(Transactions, Financial Statements—Service Company) Listed below are the transactions of Yasunari Kawabata, D.D.S., for the month of September.

Sept. 1

Kawabata   begins practice as a dentist and invests $20,000 cash.

2

Purchases   dental equipment on account from Green Jacket Co. for $17,280.

4

Pays   rent for office space, $680 for the month.

4

Employs   a receptionist, Michael Bradley.

5

Purchases   dental supplies for cash, $942.

8

Receives   cash of $1,690 from patients for services performed.

10

Pays   miscellaneous office expenses, $430.

14

Bills   patients $5,820 for services performed.

18

Pays   Green Jacket Co. on account, $3,600.

19

Withdraws   $3,000 cash from the business for personal use.

20

Receives   $980 from patients on account.

25

Bills   patients $2,110 for services performed.

30

Pays the   following expenses in cash: Salaries and wages $1,800; miscellaneous office   expenses $85.

30

Dental   supplies used during September, $330.

Instructions

(a) Enter the transactions shown above in appropriate general ledger accounts (use T accounts).
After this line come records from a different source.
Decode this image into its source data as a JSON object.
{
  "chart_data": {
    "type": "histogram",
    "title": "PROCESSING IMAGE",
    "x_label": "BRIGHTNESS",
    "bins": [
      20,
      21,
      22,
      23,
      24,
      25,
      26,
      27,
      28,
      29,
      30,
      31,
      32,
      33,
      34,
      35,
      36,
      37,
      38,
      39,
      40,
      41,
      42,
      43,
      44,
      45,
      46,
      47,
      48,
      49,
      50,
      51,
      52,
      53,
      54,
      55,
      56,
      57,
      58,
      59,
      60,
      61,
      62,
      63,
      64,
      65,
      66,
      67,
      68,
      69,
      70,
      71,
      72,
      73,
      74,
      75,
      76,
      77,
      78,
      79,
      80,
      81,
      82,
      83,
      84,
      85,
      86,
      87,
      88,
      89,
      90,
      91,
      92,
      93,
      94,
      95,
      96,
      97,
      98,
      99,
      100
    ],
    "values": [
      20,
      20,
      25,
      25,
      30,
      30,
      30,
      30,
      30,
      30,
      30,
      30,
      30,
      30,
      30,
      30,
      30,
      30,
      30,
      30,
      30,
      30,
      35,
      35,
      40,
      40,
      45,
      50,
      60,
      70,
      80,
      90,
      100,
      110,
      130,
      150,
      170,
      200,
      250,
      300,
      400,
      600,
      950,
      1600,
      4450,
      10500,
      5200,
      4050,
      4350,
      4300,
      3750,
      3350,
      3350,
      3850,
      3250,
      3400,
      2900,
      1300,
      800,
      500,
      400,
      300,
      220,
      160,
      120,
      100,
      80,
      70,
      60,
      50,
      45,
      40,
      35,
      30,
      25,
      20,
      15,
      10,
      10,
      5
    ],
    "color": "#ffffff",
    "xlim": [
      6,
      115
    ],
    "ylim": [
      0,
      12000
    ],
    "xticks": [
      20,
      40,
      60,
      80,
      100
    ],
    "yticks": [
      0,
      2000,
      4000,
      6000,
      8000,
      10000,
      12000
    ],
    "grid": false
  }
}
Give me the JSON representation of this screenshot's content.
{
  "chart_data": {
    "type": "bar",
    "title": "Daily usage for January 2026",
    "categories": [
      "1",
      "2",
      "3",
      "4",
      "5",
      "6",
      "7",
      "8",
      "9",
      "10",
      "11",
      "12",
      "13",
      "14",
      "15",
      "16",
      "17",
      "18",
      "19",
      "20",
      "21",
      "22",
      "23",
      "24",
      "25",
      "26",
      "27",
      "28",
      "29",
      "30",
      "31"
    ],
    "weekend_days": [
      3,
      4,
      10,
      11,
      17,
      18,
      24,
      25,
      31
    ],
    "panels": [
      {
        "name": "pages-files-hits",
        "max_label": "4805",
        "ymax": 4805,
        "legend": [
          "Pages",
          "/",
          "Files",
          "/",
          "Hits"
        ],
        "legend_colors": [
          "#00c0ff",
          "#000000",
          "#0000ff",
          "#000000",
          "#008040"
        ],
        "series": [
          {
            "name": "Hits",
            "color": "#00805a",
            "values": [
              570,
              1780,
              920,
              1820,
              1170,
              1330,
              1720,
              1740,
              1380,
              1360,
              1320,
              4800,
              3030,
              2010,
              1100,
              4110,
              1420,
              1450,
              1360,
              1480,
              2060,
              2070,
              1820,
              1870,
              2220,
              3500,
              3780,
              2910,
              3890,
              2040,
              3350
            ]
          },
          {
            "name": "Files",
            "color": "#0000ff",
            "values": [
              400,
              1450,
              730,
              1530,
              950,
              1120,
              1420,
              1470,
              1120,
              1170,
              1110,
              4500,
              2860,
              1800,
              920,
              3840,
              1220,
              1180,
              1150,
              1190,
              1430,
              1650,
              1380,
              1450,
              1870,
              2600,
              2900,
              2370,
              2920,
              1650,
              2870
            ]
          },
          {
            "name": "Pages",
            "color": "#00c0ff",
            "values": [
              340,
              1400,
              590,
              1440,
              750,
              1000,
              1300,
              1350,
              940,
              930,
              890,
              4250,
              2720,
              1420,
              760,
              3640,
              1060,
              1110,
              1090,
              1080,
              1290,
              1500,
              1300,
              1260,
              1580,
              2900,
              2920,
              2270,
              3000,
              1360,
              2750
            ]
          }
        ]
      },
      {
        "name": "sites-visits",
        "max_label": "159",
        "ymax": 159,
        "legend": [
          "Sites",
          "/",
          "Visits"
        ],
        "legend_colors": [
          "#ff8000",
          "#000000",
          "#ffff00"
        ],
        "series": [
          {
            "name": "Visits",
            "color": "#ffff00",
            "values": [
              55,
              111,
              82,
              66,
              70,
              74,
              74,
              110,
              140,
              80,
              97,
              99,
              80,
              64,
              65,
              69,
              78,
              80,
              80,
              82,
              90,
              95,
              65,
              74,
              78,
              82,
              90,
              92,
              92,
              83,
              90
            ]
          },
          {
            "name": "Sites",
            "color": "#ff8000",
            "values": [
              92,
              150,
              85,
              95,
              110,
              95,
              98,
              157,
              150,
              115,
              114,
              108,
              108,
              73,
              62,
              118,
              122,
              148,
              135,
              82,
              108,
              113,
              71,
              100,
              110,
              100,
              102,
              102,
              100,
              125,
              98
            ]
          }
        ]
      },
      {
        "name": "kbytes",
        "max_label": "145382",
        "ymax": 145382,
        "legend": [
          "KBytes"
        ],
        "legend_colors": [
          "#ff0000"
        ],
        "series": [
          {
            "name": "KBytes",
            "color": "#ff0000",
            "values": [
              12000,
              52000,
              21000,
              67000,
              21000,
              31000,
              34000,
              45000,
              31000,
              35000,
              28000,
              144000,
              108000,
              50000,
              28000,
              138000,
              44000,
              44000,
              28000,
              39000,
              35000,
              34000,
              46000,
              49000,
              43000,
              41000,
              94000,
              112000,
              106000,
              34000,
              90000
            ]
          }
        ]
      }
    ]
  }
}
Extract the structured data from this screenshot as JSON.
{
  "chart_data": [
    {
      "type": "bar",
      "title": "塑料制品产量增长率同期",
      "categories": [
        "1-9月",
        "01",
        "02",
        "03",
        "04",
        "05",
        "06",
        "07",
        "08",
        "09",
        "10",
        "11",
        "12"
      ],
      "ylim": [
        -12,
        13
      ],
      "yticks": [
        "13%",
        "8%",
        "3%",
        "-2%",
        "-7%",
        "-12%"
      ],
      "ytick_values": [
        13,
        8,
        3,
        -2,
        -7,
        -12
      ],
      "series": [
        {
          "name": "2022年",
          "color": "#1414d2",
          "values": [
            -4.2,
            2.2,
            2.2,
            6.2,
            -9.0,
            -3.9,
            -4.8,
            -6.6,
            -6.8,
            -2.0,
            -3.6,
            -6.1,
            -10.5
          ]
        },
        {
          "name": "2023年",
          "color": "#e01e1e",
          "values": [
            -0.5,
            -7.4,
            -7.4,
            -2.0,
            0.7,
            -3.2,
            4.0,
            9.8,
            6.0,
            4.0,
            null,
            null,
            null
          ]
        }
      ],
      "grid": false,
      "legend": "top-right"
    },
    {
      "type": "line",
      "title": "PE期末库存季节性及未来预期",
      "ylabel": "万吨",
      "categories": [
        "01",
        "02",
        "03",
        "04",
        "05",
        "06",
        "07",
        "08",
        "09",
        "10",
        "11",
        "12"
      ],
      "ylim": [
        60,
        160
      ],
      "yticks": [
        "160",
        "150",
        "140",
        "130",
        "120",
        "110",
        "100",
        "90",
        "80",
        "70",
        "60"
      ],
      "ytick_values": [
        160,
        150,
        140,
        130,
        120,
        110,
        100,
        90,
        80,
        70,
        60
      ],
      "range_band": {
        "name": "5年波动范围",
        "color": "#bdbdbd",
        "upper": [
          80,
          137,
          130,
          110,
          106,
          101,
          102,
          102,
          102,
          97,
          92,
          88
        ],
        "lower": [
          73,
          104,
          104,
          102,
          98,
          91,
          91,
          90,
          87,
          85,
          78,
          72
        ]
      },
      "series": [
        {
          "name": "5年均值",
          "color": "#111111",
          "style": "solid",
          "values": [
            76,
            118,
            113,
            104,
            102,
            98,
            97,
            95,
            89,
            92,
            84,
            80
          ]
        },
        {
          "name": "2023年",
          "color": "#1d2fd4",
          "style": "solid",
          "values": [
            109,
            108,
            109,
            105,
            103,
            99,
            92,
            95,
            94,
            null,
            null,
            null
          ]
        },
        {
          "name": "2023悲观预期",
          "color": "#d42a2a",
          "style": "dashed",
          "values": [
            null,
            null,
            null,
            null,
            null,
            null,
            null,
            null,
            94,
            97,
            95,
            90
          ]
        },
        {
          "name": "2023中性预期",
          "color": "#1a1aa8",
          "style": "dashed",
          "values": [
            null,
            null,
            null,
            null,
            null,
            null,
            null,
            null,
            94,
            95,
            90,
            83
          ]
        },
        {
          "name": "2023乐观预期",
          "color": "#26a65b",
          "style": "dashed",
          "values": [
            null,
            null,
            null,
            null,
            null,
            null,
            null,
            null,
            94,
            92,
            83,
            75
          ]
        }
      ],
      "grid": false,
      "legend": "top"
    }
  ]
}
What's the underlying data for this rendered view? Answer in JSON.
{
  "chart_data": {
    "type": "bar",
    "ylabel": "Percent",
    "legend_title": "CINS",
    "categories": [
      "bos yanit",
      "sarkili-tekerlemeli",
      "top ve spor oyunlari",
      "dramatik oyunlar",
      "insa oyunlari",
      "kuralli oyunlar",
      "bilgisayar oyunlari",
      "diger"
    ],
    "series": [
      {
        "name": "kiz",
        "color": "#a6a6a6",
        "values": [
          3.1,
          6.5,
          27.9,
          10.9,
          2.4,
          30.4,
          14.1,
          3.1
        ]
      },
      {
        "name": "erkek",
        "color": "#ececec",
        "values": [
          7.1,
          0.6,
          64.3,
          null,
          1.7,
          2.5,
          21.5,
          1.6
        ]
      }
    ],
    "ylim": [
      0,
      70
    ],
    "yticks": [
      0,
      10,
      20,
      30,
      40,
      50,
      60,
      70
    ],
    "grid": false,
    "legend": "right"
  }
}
Use the following ledger accounts: Cash, Accounts Receivable, Supplies, Equipment, Accumulated Depreciation—

Equipment, Accounts Payable, Owner’s Capital, Service Revenue, Rent Expense, Office Expense, Salaries and Wages Expense, Supplies Expense, Depreciation Expense, and Income Summary. Allow 10 lines for the Cash and Income Summary accounts, and 5 lines for each of the other accounts needed. Record depreciation using a 5 year life on the equipment, the straight line method, and no salvage value. Do not use a drawing account.

(b) Prepare a trial balance.

(c) Prepare an income statement, a statement of owner’s equity, and an unclassified balance sheet.

(d) Close the ledger.

(e) Prepare a post closing trial balance.